Traces. Fragments d’une Tunisie contemporaine II au MuCEM
Impressions, soleil couchant
Les seconds fragments de l’exposition Traces poursuivent au MuCEM la découverte de l’art tunisien contemporain.
Après le premier volet de l’exposition présenté l’an passé, Traces II continue d’interroger notre regard sur la Tunisie. En lien avec Traces I, quatre nouvelles plaques de verre du premier photographe tunisien, Abdlehak El Ouertani, datant de 1895, sont aujourd’hui présentées. Elles offrent avec émotion et silence le visage de monuments et de regards figés dans le temps.
Autres monuments, autres espaces : Faten Gaddes donne à voir l’usine de la STEG (Société tunisienne d’électricité et de gaz) située au cœur de Tunis et disparue depuis. Machines à l’arrêt, couleurs bleues ou rouges et silence de la poussière caractérisent ce lieu que la photographe nomme d’ailleurs « La bête déchiquetée ». Dans une autre image, elle montre la statue de Bourguiba reléguée à l’époque par Ben Ali dans le quartier de la Petite Sicile, entre chantier et bétonnières.

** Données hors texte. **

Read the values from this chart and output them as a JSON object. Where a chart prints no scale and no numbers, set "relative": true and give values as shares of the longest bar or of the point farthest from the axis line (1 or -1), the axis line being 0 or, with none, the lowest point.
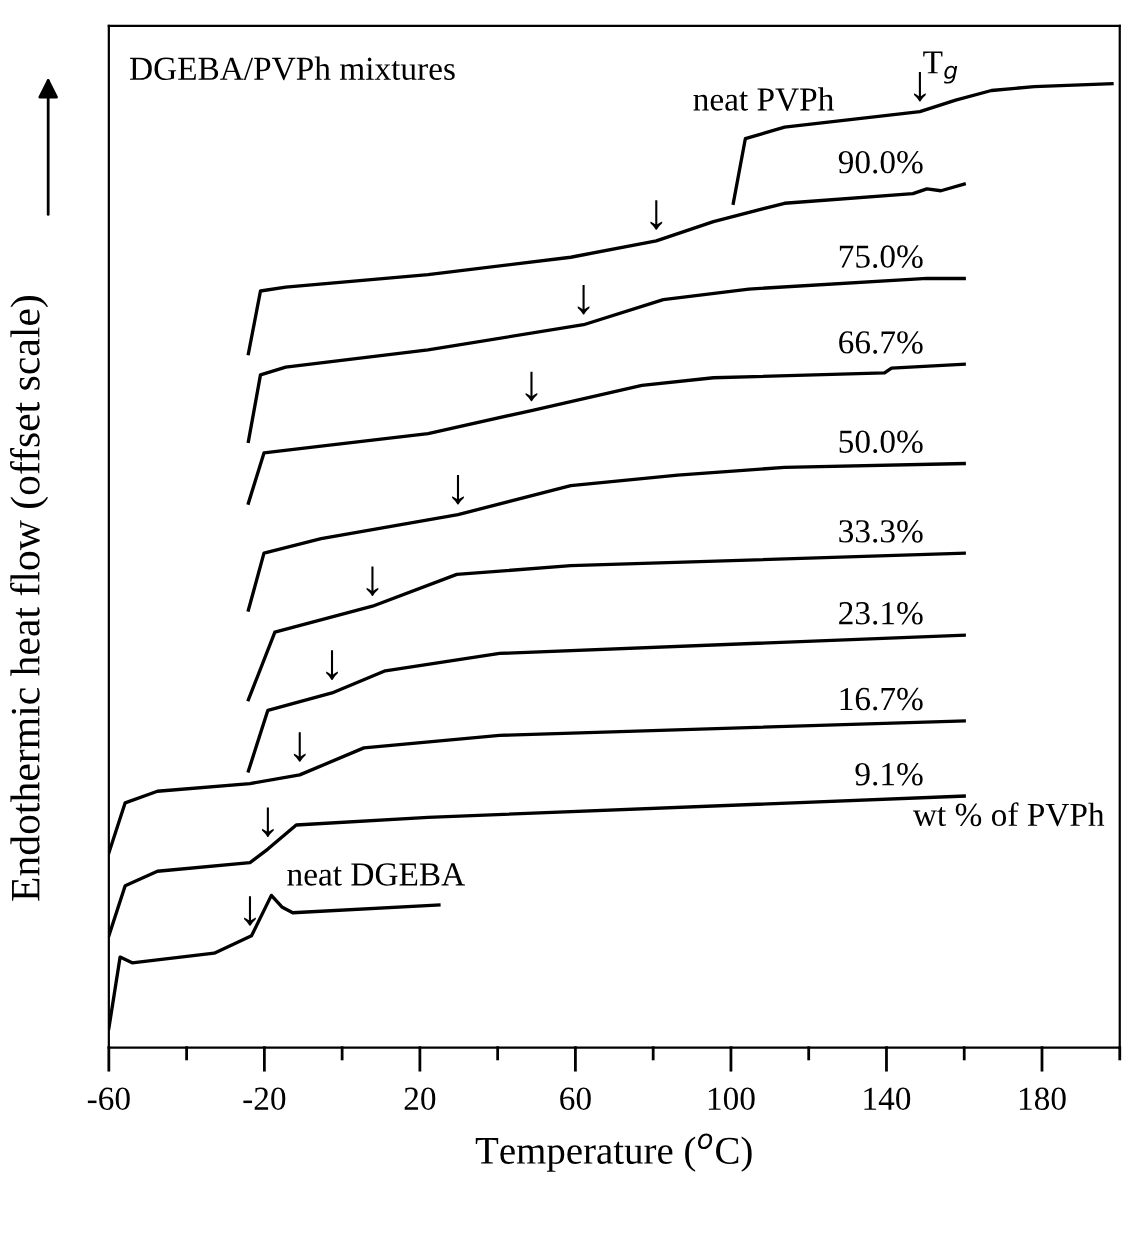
{
  "chart_data": {
    "type": "line",
    "title": "DGEBA/PVPh mixtures",
    "xlabel": "Temperature ($^{o}$C)",
    "ylabel": "Endothermic heat flow (offset scale)",
    "relative": true,
    "xlim": [
      -60,
      200
    ],
    "xticks": [
      -60,
      {
        "value": -40,
        "label": null
      },
      -20,
      {
        "value": 0,
        "label": null
      },
      20,
      {
        "value": 40,
        "label": null
      },
      60,
      {
        "value": 80,
        "label": null
      },
      100,
      {
        "value": 120,
        "label": null
      },
      140,
      {
        "value": 160,
        "label": null
      },
      180,
      {
        "value": 200,
        "label": null
      }
    ],
    "tick_labels": "x",
    "grid": false,
    "legend": false,
    "marker": "none",
    "line_style": "solid",
    "series": [
      {
        "name": "neat PVPh",
        "color": "#000000",
        "x": [
          100.6,
          103.7,
          113.8,
          148.6,
          157.8,
          167,
          178,
          198
        ],
        "values": [
          0.876,
          0.943,
          0.955,
          0.971,
          0.983,
          0.993,
          0.997,
          1.0
        ]
      },
      {
        "name": "90.0%",
        "color": "#000000",
        "x": [
          -24.1,
          -21,
          -14.5,
          22.1,
          58.8,
          80.8,
          95.5,
          113.8,
          146.8,
          150.4,
          154,
          160
        ],
        "values": [
          0.72,
          0.785,
          0.789,
          0.802,
          0.82,
          0.837,
          0.857,
          0.876,
          0.886,
          0.891,
          0.889,
          0.896
        ]
      },
      {
        "name": "75.0%",
        "color": "#000000",
        "x": [
          -24.1,
          -21,
          -14.5,
          22.1,
          62.1,
          82.6,
          104.6,
          150.4,
          160
        ],
        "values": [
          0.629,
          0.698,
          0.706,
          0.724,
          0.75,
          0.776,
          0.787,
          0.798,
          0.798
        ]
      },
      {
        "name": "66.7%",
        "color": "#000000",
        "x": [
          -24.1,
          -20.1,
          -5.4,
          22.1,
          48.7,
          77.1,
          95.5,
          139.5,
          141.3,
          160
        ],
        "values": [
          0.565,
          0.617,
          0.624,
          0.637,
          0.661,
          0.687,
          0.695,
          0.7,
          0.705,
          0.709
        ]
      },
      {
        "name": "50.0%",
        "color": "#000000",
        "x": [
          -24.1,
          -20.1,
          -5.4,
          29.8,
          58.8,
          86.3,
          113.8,
          160
        ],
        "values": [
          0.454,
          0.513,
          0.528,
          0.553,
          0.583,
          0.594,
          0.602,
          0.606
        ]
      },
      {
        "name": "33.3%",
        "color": "#000000",
        "x": [
          -24.1,
          -17.3,
          7.8,
          29.5,
          58.8,
          160
        ],
        "values": [
          0.361,
          0.431,
          0.458,
          0.491,
          0.5,
          0.513
        ]
      },
      {
        "name": "23.1%",
        "color": "#000000",
        "x": [
          -24.1,
          -19.1,
          -2.6,
          11.1,
          40.5,
          160
        ],
        "values": [
          0.287,
          0.35,
          0.368,
          0.391,
          0.409,
          0.428
        ]
      },
      {
        "name": "16.7%",
        "color": "#000000",
        "x": [
          -60,
          -55.8,
          -47.5,
          -23.7,
          -10.9,
          5.6,
          40.5,
          160
        ],
        "values": [
          0.202,
          0.254,
          0.266,
          0.274,
          0.283,
          0.311,
          0.324,
          0.339
        ]
      },
      {
        "name": "9.1%",
        "color": "#000000",
        "x": [
          -60,
          -55.8,
          -47.5,
          -23.7,
          -19.1,
          -11.8,
          22.1,
          160
        ],
        "values": [
          0.116,
          0.168,
          0.183,
          0.192,
          0.206,
          0.231,
          0.239,
          0.261
        ]
      },
      {
        "name": "neat DGEBA",
        "color": "#000000",
        "x": [
          -60,
          -57.1,
          -54,
          -32.9,
          -23.3,
          -18.2,
          -15.5,
          -12.7,
          24.9
        ],
        "values": [
          0.02,
          0.094,
          0.088,
          0.098,
          0.116,
          0.158,
          0.146,
          0.14,
          0.148
        ]
      }
    ],
    "annotations": [
      "T$_{g}$",
      {
        "text": "↓",
        "x": 148.6,
        "y": 0.972
      },
      {
        "text": "↓",
        "x": 80.8,
        "y": 0.839
      },
      {
        "text": "↓",
        "x": 62.1,
        "y": 0.751
      },
      {
        "text": "↓",
        "x": 48.7,
        "y": 0.661
      },
      {
        "text": "↓",
        "x": 29.8,
        "y": 0.554
      },
      {
        "text": "↓",
        "x": 7.8,
        "y": 0.459
      },
      {
        "text": "↓",
        "x": -2.6,
        "y": 0.372
      },
      {
        "text": "↓",
        "x": -10.9,
        "y": 0.287
      },
      {
        "text": "↓",
        "x": -19.1,
        "y": 0.209
      },
      {
        "text": "↓",
        "x": -23.7,
        "y": 0.117
      },
      "wt % of PVPh"
    ]
  }
}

Des espaces véritablement bouleversés, qui laissent entrevoir un nouveau futur…
Le couple de plasticiens Wadi Mhiri et Houda Ghorbel met en scène le temps familial à travers sa vidéo Perles de famille. Une main caresse des graines de semoule. Derrière, dans ce mouvement lent et sensuel, apparaissent des rituels familiaux de vie : la naissance, la circoncision, les mariages, telles des traces du passé qui s’entrecroisent et revivent aujourd’hui.
Autre rituel, religieux celui-là, présenté par Augustin Le Gall. Sa série Le Dernier Arifa. Petite histoire du monde invisible. 2013 met en scène le dernier Arifa de sa génération (personnage central du culte stambali), Riadh Ezzawech, transmettant aux humains la puissance et les bienfaits des djinns (créatures surnaturelles liées aux croyances de tradition sémitique). Les superbes tirages en noir et blanc montrent un personnage aux identités multiples et surnaturelles, dont le regard aspire le spectateur.
Les images de Wassim Ghozlani clôturent ce voyage tunisien. La révolution apparaît en noir et blanc dans les gestes et les regards. Gestes violents, de rage et de courage, de ces femmes manifestantes, regard vers l’ailleurs de cet homme isolé tenant un drapeau tunisien. Plus qu’un symbole.
Carole Filiu Mouhali
Traces. Fragments d’une Tunisie contemporaine II : jusqu’au 29/02/16 au MuCEM (Esplanade du J4, 2e).